Wednesday, July 23, 2008

What a difference a job makes.....

So I spent the day in a room full of social worker, therapists and probation officers and boy are we all different. First of all, I will agree that there should never be all three of these lovely agencies involved in troubled children's lives. I just as strongly agree that they should only be in a small room together on as few occasions possible. These groups mix like oil and water, i guess you can say we stick to our own. This was all to evident at lunch when we all just stuck together and NO ONE intermingled. Can you say awkward!!! Probation is a job of incarceration, rehabilitation and then continual supervision. Therapy is about fixing/guiding that person.
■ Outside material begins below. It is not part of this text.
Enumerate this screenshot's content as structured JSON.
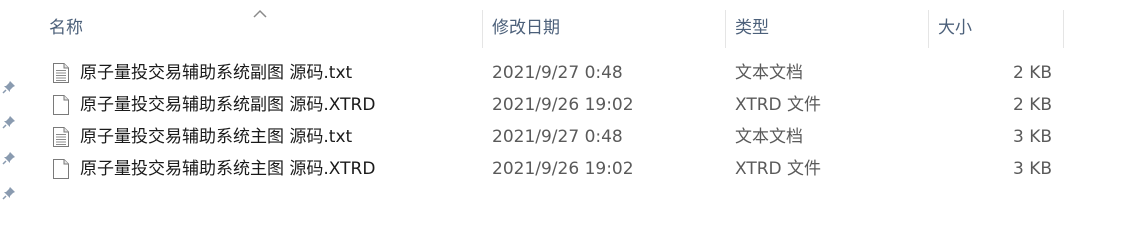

Social work about fixing the certain situation family, child or environment.
I guess I will start by saying that probation is the rough group, we are more likely to get physical when necessary and yes we carry a guns. This a no, no for social workers...guns are scary and just torment already frighten youth. And while I'm at it therapists don't appreciate our hands on approach either. Well when you are dealing with gang members and kids who have inadvertently fried the brains from drugs you go with what force is necessary. During our 8 hours together I listen to a lot of complaining about how my environment is worse then yours. I would beg to differ (mine wins) but maybe if they would have just listen to one another and heard that we all work in places that are volatile and stressful then we could see each other point of view.

1 comment:

PBandJ said...

I would like to see a social worker or therapist get into the middle of a fight between two (or more) kids and "Talk" their way through it. Not going to happen.
Therapy and social services are crucial aspects of the rehab of these kids, but one cannot discount the importance of our service, which is to protect society from these kids when they do not care about (or are not ready for) therapy or recovery.
We must work together as a team to get these kids recovered; it is not about "my part is better than your part."